Deterministic homogenization under optimal moment assumptions for fast-slow systems. Part 1

TL;DR

This paper establishes deterministic homogenization for multiscale systems with nonuniformly expanding fast dynamics, proving an iterated weak invariance principle and optimal moment bounds, advancing the mathematical understanding of such systems.

Contribution

It introduces new iterated moment bounds and an iterated weak invariance principle for nonuniformly expanding maps, extending homogenization theory.

Findings

Proved an iterated weak invariance principle.

Established optimal iterated moment bounds for nonuniformly expanding maps.

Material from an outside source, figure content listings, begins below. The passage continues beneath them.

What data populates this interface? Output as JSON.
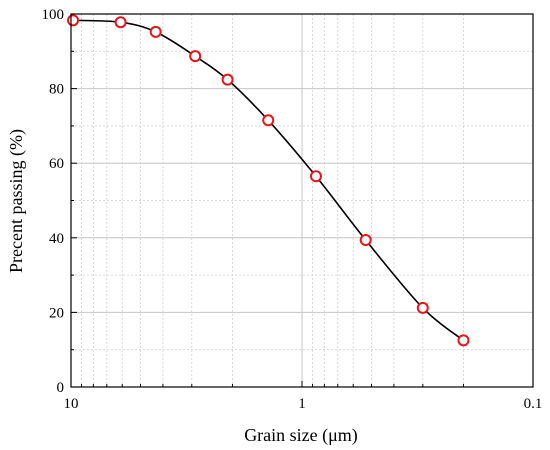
{
  "chart_data": {
    "type": "scatter",
    "xlabel": "Grain size (μm)",
    "ylabel": "Precent passing (%)",
    "xscale": "log",
    "xaxis_reversed": true,
    "xlim": [
      10,
      0.1
    ],
    "ylim": [
      0,
      100
    ],
    "x_ticks": [
      10,
      1,
      0.1
    ],
    "x_tick_labels": [
      "10",
      "1",
      "0.1"
    ],
    "y_ticks": [
      0,
      20,
      40,
      60,
      80,
      100
    ],
    "y_tick_labels": [
      "0",
      "20",
      "40",
      "60",
      "80",
      "100"
    ],
    "grid": "major and minor",
    "series": [
      {
        "points": [
          {
            "x": 9.8,
            "y": 98.3
          },
          {
            "x": 6.1,
            "y": 97.8
          },
          {
            "x": 4.3,
            "y": 95.2
          },
          {
            "x": 2.9,
            "y": 88.7
          },
          {
            "x": 2.1,
            "y": 82.4
          },
          {
            "x": 1.4,
            "y": 71.5
          },
          {
            "x": 0.87,
            "y": 56.5
          },
          {
            "x": 0.53,
            "y": 39.4
          },
          {
            "x": 0.3,
            "y": 21.2
          },
          {
            "x": 0.2,
            "y": 12.5
          }
        ],
        "marker_color": "#e8141b",
        "line_color": "#000000",
        "curve": "smooth"
      }
    ]
  }
}
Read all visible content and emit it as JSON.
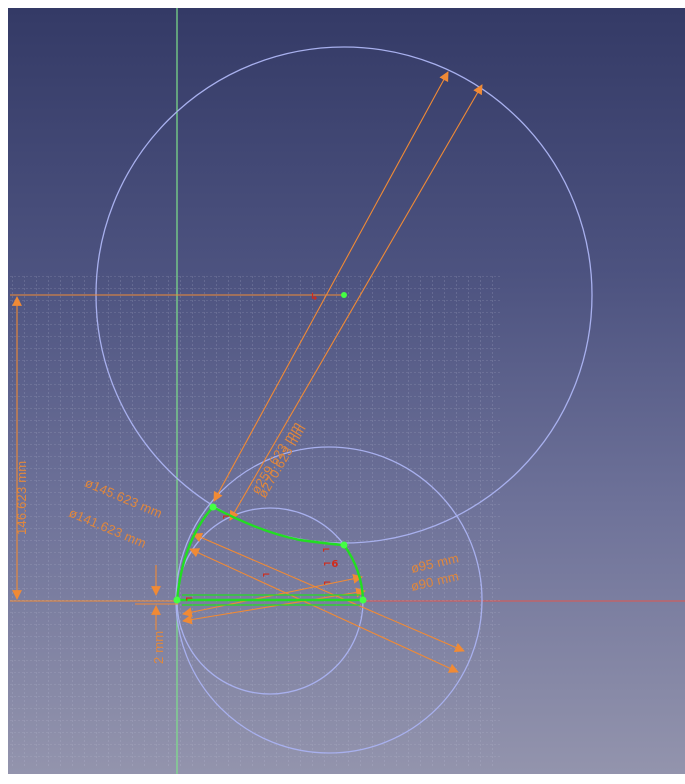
{
  "dimensions": {
    "radius_large_a": "ø259.623 mm",
    "radius_large_b": "ø270.623 mm",
    "radius_145": "ø145.623 mm",
    "radius_141": "ø141.623 mm",
    "radius_95": "ø95 mm",
    "radius_90": "ø90 mm",
    "vertical_distance": "146.623 mm",
    "small_distance": "2 mm"
  },
  "colors": {
    "background_top": "#343a66",
    "background_bottom": "#9394ad",
    "construction_circle": "#a8b0ee",
    "dimension": "#f08a35",
    "profile": "#22dd22",
    "axis_vertical": "#7ee28a",
    "axis_horizontal": "#e0564e",
    "grid": "#c8cbe0"
  }
}
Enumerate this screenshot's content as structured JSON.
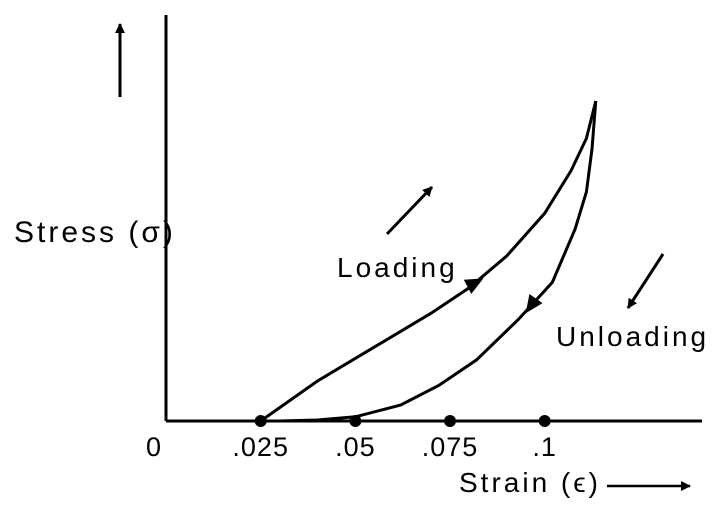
{
  "chart_data": {
    "type": "line",
    "xlabel": "Strain (ϵ)",
    "ylabel": "Stress (σ)",
    "origin_label": "0",
    "tick_labels": [
      ".025",
      ".05",
      ".075",
      ".1"
    ],
    "tick_values": [
      0.025,
      0.05,
      0.075,
      0.1
    ],
    "annotations": {
      "loading": "Loading",
      "unloading": "Unloading"
    },
    "xlim": [
      0,
      0.143
    ],
    "series": [
      {
        "name": "Loading",
        "x": [
          0.025,
          0.04,
          0.055,
          0.07,
          0.08,
          0.09,
          0.1,
          0.107,
          0.111,
          0.1135
        ],
        "y": [
          0,
          0.125,
          0.231,
          0.337,
          0.416,
          0.516,
          0.649,
          0.783,
          0.883,
          1.0
        ]
      },
      {
        "name": "Unloading",
        "x": [
          0.1135,
          0.1125,
          0.111,
          0.108,
          0.102,
          0.093,
          0.082,
          0.072,
          0.062,
          0.05,
          0.04,
          0.03
        ],
        "y": [
          1.0,
          0.85,
          0.716,
          0.599,
          0.433,
          0.317,
          0.191,
          0.111,
          0.05,
          0.013,
          0.003,
          0
        ]
      }
    ]
  }
}
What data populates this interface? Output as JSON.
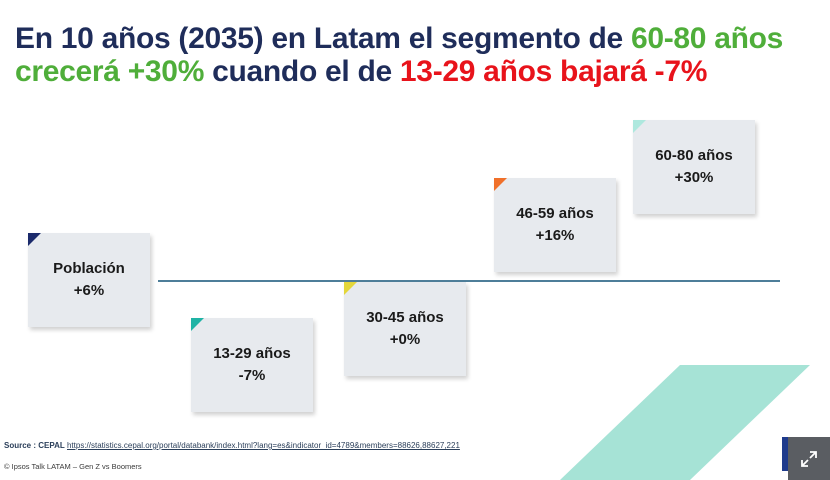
{
  "title": {
    "line1_prefix": "En 10 años (2035) en Latam el segmento de ",
    "line1_highlight": "60-80 años",
    "line2_highlight1": "crecerá +30%",
    "line2_middle": " cuando el de ",
    "line2_highlight2": "13-29 años bajará -7%"
  },
  "colors": {
    "title": "#1f2d5a",
    "green": "#4fae3a",
    "red": "#e8131b",
    "baseline": "#4e7e99",
    "card": "#e7eaee",
    "stripe": "#a6e3d6"
  },
  "cards": [
    {
      "label": "Población",
      "value": "+6%",
      "accent": "#1b2a6b"
    },
    {
      "label": "13-29 años",
      "value": "-7%",
      "accent": "#1fb3a5"
    },
    {
      "label": "30-45 años",
      "value": "+0%",
      "accent": "#e3d63a"
    },
    {
      "label": "46-59 años",
      "value": "+16%",
      "accent": "#f0702a"
    },
    {
      "label": "60-80 años",
      "value": "+30%",
      "accent": "#aee8de"
    }
  ],
  "footer": {
    "source_label": "Source : CEPAL",
    "source_url": "https://statistics.cepal.org/portal/databank/index.html?lang=es&indicator_id=4789&members=88626,88627,221",
    "copyright": "© Ipsos Talk LATAM – Gen Z vs Boomers"
  },
  "icons": {
    "expand": "expand-arrows-icon",
    "logo": "ipsos-logo-icon"
  }
}
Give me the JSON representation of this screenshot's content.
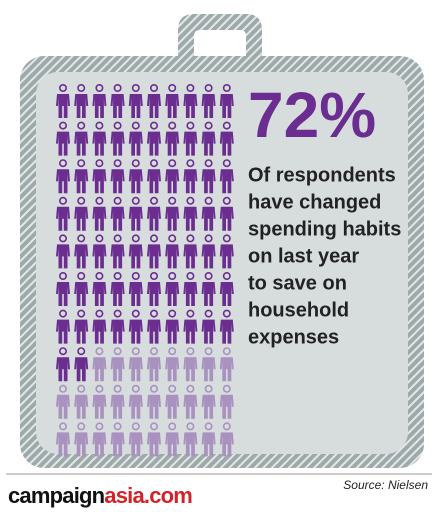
{
  "chart_data": {
    "type": "waffle",
    "values": [
      72
    ],
    "value_labels": [
      "72%"
    ],
    "color": "#6b2d8f",
    "empty_color": "#a992bf",
    "description": [
      "Of respondents",
      "have changed",
      "spending habits",
      "on last year",
      "to save on",
      "household",
      "expenses"
    ],
    "brand": {
      "first": "campaign",
      "second": "asia.com"
    },
    "source": "Source: Nielsen"
  }
}
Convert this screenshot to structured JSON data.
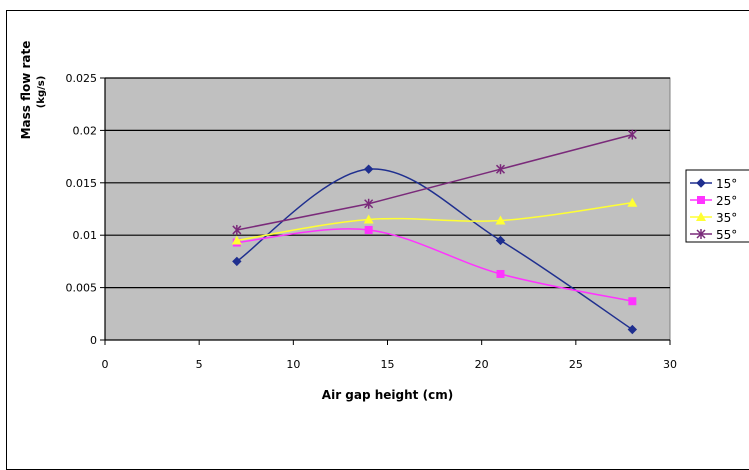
{
  "chart_data": {
    "type": "line",
    "title": "",
    "xlabel": "Air gap height (cm)",
    "ylabel": "Mass flow rate",
    "ylabel_clipped": "(kg/s)",
    "xlim": [
      0,
      30
    ],
    "ylim": [
      0,
      0.025
    ],
    "xticks": [
      "0",
      "5",
      "10",
      "15",
      "20",
      "25",
      "30"
    ],
    "yticks": [
      "0",
      "0.005",
      "0.01",
      "0.015",
      "0.02",
      "0.025"
    ],
    "grid": "horizontal",
    "plot_background": "#c0c0c0",
    "legend_position": "right",
    "x": [
      7,
      14,
      21,
      28
    ],
    "series": [
      {
        "name": "15°",
        "color": "#1f2f8f",
        "marker": "diamond",
        "smooth": true,
        "values": [
          0.0075,
          0.0163,
          0.0095,
          0.001
        ]
      },
      {
        "name": "25°",
        "color": "#ff33ff",
        "marker": "square",
        "smooth": true,
        "values": [
          0.0093,
          0.0105,
          0.0063,
          0.0037
        ]
      },
      {
        "name": "35°",
        "color": "#ffff33",
        "marker": "triangle",
        "smooth": true,
        "values": [
          0.0095,
          0.0115,
          0.0114,
          0.0131
        ]
      },
      {
        "name": "55°",
        "color": "#7a2a7a",
        "marker": "star",
        "smooth": false,
        "values": [
          0.0105,
          0.013,
          0.0163,
          0.0196
        ]
      }
    ]
  }
}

Demonstrated homogenization results for multiscale systems with fast-slow dynamics.

Abstract

We consider deterministic homogenization (convergence to a stochastic differential equation) for multiscale systems of the form \[ x_{k+1} = x_k + n^{-1} a_n(x_k,y_k) + n^{-1/2} b_n(x_k,y_k), \quad y_{k+1} = T_n y_k, \] where the fast dynamics is given by a family $T_n$ of nonuniformly expanding maps. Part 1 builds on our recent work on martingale approximations for families of nonuniformly expanding maps. We prove an iterated weak invariance principle and establish optimal iterated moment bounds for such maps. (The iterated moment bounds are new even for a fixed nonuniformly expanding map T.) The homogenization results are a consequence of this together with parallel developments on rough path theory in Part 2 by Chevyrev, Friz, Korepanov, Melbourne & Zhang.